A ce moment, cependant, Harry se fichait totalement d'un prétendu destin. Ou des soi-disant prophéties. Il ne se souciait pas de ce que disaient les lois. Tout ce dont il se souciait était la justice, et faire les choses bien.
Beaucoup de ses pensées ne le concernaient pas.

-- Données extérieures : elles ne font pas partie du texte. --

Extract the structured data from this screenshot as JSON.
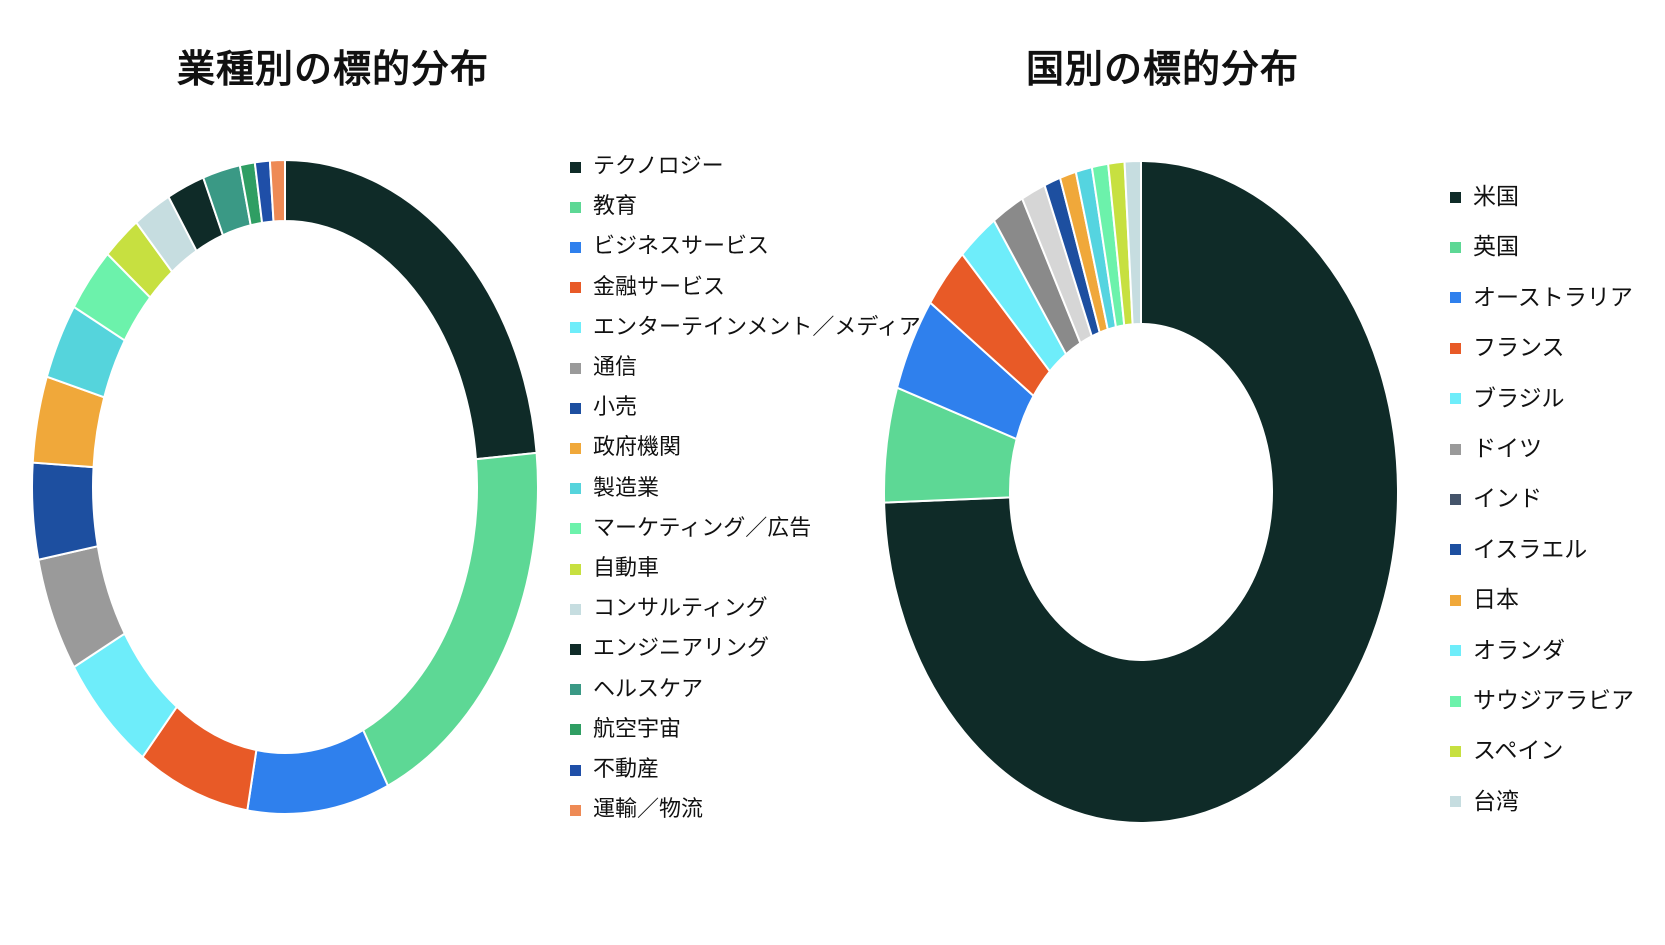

Il pensait à Sirius, à l'homme que son parrain aurait pu être – tellement plus heureux et moins hanté, libre et rieur avec un futur qui ne lui aurait pas été refusé. Il pensait au Professeur Lupin, l'homme triste qui avait été l'un des amis de son père - combien sa vie aurait été différente s'il n'avait pas passé douze années seul et sans amis? Et puis il pensait à ses parents, qui étaient morts pour le sauver, qui étaient morts pour donner à leur monde une seconde chance – et à qui on avaient en quelque sorte volé leur vie. On leur avait tout pris.
Harry déglutit et se saisit du Retourneur de Temps. Les mots que Dumbledore avait écrit résonnait à ses oreilles comme si le Directeur était là pour les prononcer. "…Je ne suis plus si sûr que ce ne serait pas pour le mieux." Même Dumbledore l'avait dit. Le vieil homme comprendrait-il ce que Harry serait tenté de faire? Aurait-il de la sympathie ou serait-il en colère? Plus important, finalement, est-ce que ça changeait quelque chose pour Harry ?
Non.
Non, il ne s'en souciait pas. Plus maintenant.

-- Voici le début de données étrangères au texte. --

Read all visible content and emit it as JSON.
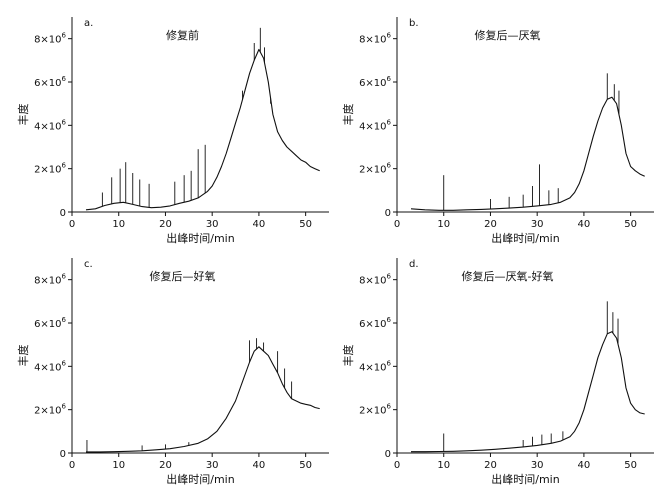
{
  "chart_data": [
    {
      "type": "line",
      "panel_label": "a.",
      "title": "修复前",
      "xlabel": "出峰时间/min",
      "ylabel": "丰度",
      "xlim": [
        0,
        55
      ],
      "ylim": [
        0,
        9000000
      ],
      "x_ticks": [
        0,
        10,
        20,
        30,
        40,
        50
      ],
      "y_ticks": [
        0,
        2000000,
        4000000,
        6000000,
        8000000
      ],
      "y_tick_labels": [
        "0",
        "2×10",
        "4×10",
        "6×10",
        "8×10"
      ],
      "y_tick_exponent": "6",
      "grid": false,
      "color": "#111111",
      "series": [
        {
          "x": [
            3,
            5,
            7,
            9,
            11,
            13,
            15,
            17,
            19,
            21,
            23,
            25,
            27,
            28,
            29,
            30,
            31,
            32,
            33,
            34,
            35,
            36,
            37,
            38,
            39,
            40,
            41,
            42,
            43,
            44,
            45,
            46,
            47,
            48,
            49,
            50,
            51,
            52,
            53
          ],
          "values": [
            100000,
            150000,
            300000,
            400000,
            450000,
            350000,
            250000,
            200000,
            220000,
            280000,
            400000,
            500000,
            650000,
            800000,
            950000,
            1200000,
            1600000,
            2100000,
            2700000,
            3400000,
            4100000,
            4800000,
            5600000,
            6400000,
            7000000,
            7500000,
            7100000,
            6000000,
            4500000,
            3700000,
            3300000,
            3000000,
            2800000,
            2600000,
            2400000,
            2300000,
            2100000,
            2000000,
            1900000
          ]
        }
      ],
      "spikes": [
        {
          "x": 6.5,
          "y": 900000
        },
        {
          "x": 8.5,
          "y": 1600000
        },
        {
          "x": 10.3,
          "y": 2000000
        },
        {
          "x": 11.5,
          "y": 2300000
        },
        {
          "x": 13,
          "y": 1800000
        },
        {
          "x": 14.5,
          "y": 1500000
        },
        {
          "x": 16.5,
          "y": 1300000
        },
        {
          "x": 22,
          "y": 1400000
        },
        {
          "x": 24,
          "y": 1700000
        },
        {
          "x": 25.5,
          "y": 1900000
        },
        {
          "x": 27,
          "y": 2900000
        },
        {
          "x": 28.5,
          "y": 3100000
        },
        {
          "x": 36.5,
          "y": 5600000
        },
        {
          "x": 39,
          "y": 7800000
        },
        {
          "x": 40.3,
          "y": 8500000
        },
        {
          "x": 41.2,
          "y": 7600000
        },
        {
          "x": 42.5,
          "y": 5000000
        }
      ]
    },
    {
      "type": "line",
      "panel_label": "b.",
      "title": "修复后—厌氧",
      "xlabel": "出峰时间/min",
      "ylabel": "丰度",
      "xlim": [
        0,
        55
      ],
      "ylim": [
        0,
        9000000
      ],
      "x_ticks": [
        0,
        10,
        20,
        30,
        40,
        50
      ],
      "y_ticks": [
        0,
        2000000,
        4000000,
        6000000,
        8000000
      ],
      "y_tick_labels": [
        "0",
        "2×10",
        "4×10",
        "6×10",
        "8×10"
      ],
      "y_tick_exponent": "6",
      "grid": false,
      "color": "#111111",
      "series": [
        {
          "x": [
            3,
            6,
            9,
            12,
            15,
            18,
            21,
            24,
            27,
            30,
            33,
            35,
            37,
            38,
            39,
            40,
            41,
            42,
            43,
            44,
            45,
            46,
            47,
            48,
            49,
            50,
            51,
            52,
            53
          ],
          "values": [
            150000,
            100000,
            80000,
            80000,
            100000,
            120000,
            150000,
            180000,
            220000,
            280000,
            350000,
            450000,
            650000,
            900000,
            1300000,
            1900000,
            2700000,
            3500000,
            4200000,
            4800000,
            5200000,
            5300000,
            5000000,
            4000000,
            2700000,
            2100000,
            1900000,
            1750000,
            1650000
          ]
        }
      ],
      "spikes": [
        {
          "x": 10,
          "y": 1700000
        },
        {
          "x": 20,
          "y": 600000
        },
        {
          "x": 24,
          "y": 700000
        },
        {
          "x": 27,
          "y": 800000
        },
        {
          "x": 29,
          "y": 1200000
        },
        {
          "x": 30.5,
          "y": 2200000
        },
        {
          "x": 32.5,
          "y": 1000000
        },
        {
          "x": 34.5,
          "y": 1100000
        },
        {
          "x": 45,
          "y": 6400000
        },
        {
          "x": 46.5,
          "y": 5900000
        },
        {
          "x": 47.5,
          "y": 5600000
        }
      ]
    },
    {
      "type": "line",
      "panel_label": "c.",
      "title": "修复后—好氧",
      "xlabel": "出峰时间/min",
      "ylabel": "丰度",
      "xlim": [
        0,
        55
      ],
      "ylim": [
        0,
        9000000
      ],
      "x_ticks": [
        0,
        10,
        20,
        30,
        40,
        50
      ],
      "y_ticks": [
        0,
        2000000,
        4000000,
        6000000,
        8000000
      ],
      "y_tick_labels": [
        "0",
        "2×10",
        "4×10",
        "6×10",
        "8×10"
      ],
      "y_tick_exponent": "6",
      "grid": false,
      "color": "#111111",
      "series": [
        {
          "x": [
            3,
            6,
            9,
            12,
            15,
            18,
            21,
            24,
            27,
            29,
            31,
            33,
            35,
            36,
            37,
            38,
            39,
            40,
            41,
            42,
            43,
            44,
            45,
            46,
            47,
            48,
            49,
            50,
            51,
            52,
            53
          ],
          "values": [
            50000,
            50000,
            60000,
            80000,
            100000,
            150000,
            200000,
            300000,
            450000,
            650000,
            1000000,
            1600000,
            2400000,
            3000000,
            3600000,
            4200000,
            4700000,
            4900000,
            4700000,
            4500000,
            4100000,
            3700000,
            3200000,
            2800000,
            2500000,
            2400000,
            2300000,
            2250000,
            2200000,
            2100000,
            2050000
          ]
        }
      ],
      "spikes": [
        {
          "x": 3.2,
          "y": 600000
        },
        {
          "x": 15,
          "y": 350000
        },
        {
          "x": 20,
          "y": 400000
        },
        {
          "x": 25,
          "y": 500000
        },
        {
          "x": 38,
          "y": 5200000
        },
        {
          "x": 39.5,
          "y": 5300000
        },
        {
          "x": 41,
          "y": 5100000
        },
        {
          "x": 44,
          "y": 4700000
        },
        {
          "x": 45.5,
          "y": 3900000
        },
        {
          "x": 47,
          "y": 3300000
        }
      ]
    },
    {
      "type": "line",
      "panel_label": "d.",
      "title": "修复后—厌氧-好氧",
      "xlabel": "出峰时间/min",
      "ylabel": "丰度",
      "xlim": [
        0,
        55
      ],
      "ylim": [
        0,
        9000000
      ],
      "x_ticks": [
        0,
        10,
        20,
        30,
        40,
        50
      ],
      "y_ticks": [
        0,
        2000000,
        4000000,
        6000000,
        8000000
      ],
      "y_tick_labels": [
        "0",
        "2×10",
        "4×10",
        "6×10",
        "8×10"
      ],
      "y_tick_exponent": "6",
      "grid": false,
      "color": "#111111",
      "series": [
        {
          "x": [
            3,
            6,
            9,
            12,
            15,
            18,
            21,
            24,
            27,
            30,
            33,
            35,
            37,
            38,
            39,
            40,
            41,
            42,
            43,
            44,
            45,
            46,
            47,
            48,
            49,
            50,
            51,
            52,
            53
          ],
          "values": [
            60000,
            60000,
            70000,
            80000,
            100000,
            130000,
            170000,
            220000,
            280000,
            350000,
            450000,
            550000,
            750000,
            1000000,
            1400000,
            2000000,
            2800000,
            3600000,
            4400000,
            5000000,
            5500000,
            5600000,
            5300000,
            4400000,
            3000000,
            2300000,
            2000000,
            1850000,
            1800000
          ]
        }
      ],
      "spikes": [
        {
          "x": 10,
          "y": 900000
        },
        {
          "x": 27,
          "y": 600000
        },
        {
          "x": 29,
          "y": 750000
        },
        {
          "x": 31,
          "y": 850000
        },
        {
          "x": 33,
          "y": 900000
        },
        {
          "x": 35.5,
          "y": 1000000
        },
        {
          "x": 45,
          "y": 7000000
        },
        {
          "x": 46.2,
          "y": 6500000
        },
        {
          "x": 47.3,
          "y": 6200000
        }
      ]
    }
  ]
}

Harry n'était plus tellement en colère – il n'avait pas eu d'autre choix quand tout le poids de la mort de Sirius l'avait frappé, quand Dudley avait danser joyeusement autour de la maison en hurlant que le 'meurtrier maniaque était mort' et que Harry n'avait plus personne pour les menacer désormais – ou quand Oncle Vernon avait éclaté de rire et dit "Alors c'est pour ça que tu as broyé du noir tout l'été! Hé bien, qu'est-ce que tu attends, mon garçon – rends-toi utile pour changer!"
Des larmes brouillaient sa vue, mais Harry les essuya avec la manche de sa chemise trop grande. Il ne voulait pas pleurer. Il ne voulait pas se rappeler. Dudley avait caracolé dans la maison, faisant trembler le plancher sous son poids massif, criant d'une voix chantante "Harry est tout seul! Harry est tout seul! Harry est tout -tout- seul!"
Il avait été tellement paralysé par la colère, le chagrin et la vérité même des mots de Dudley, qu'il était simplement rester là et avait regardé. Les larmes non retenues avaient coulé sur son visage, et Merlin seul savait, combien les Dursley avaient apprécié ce jour.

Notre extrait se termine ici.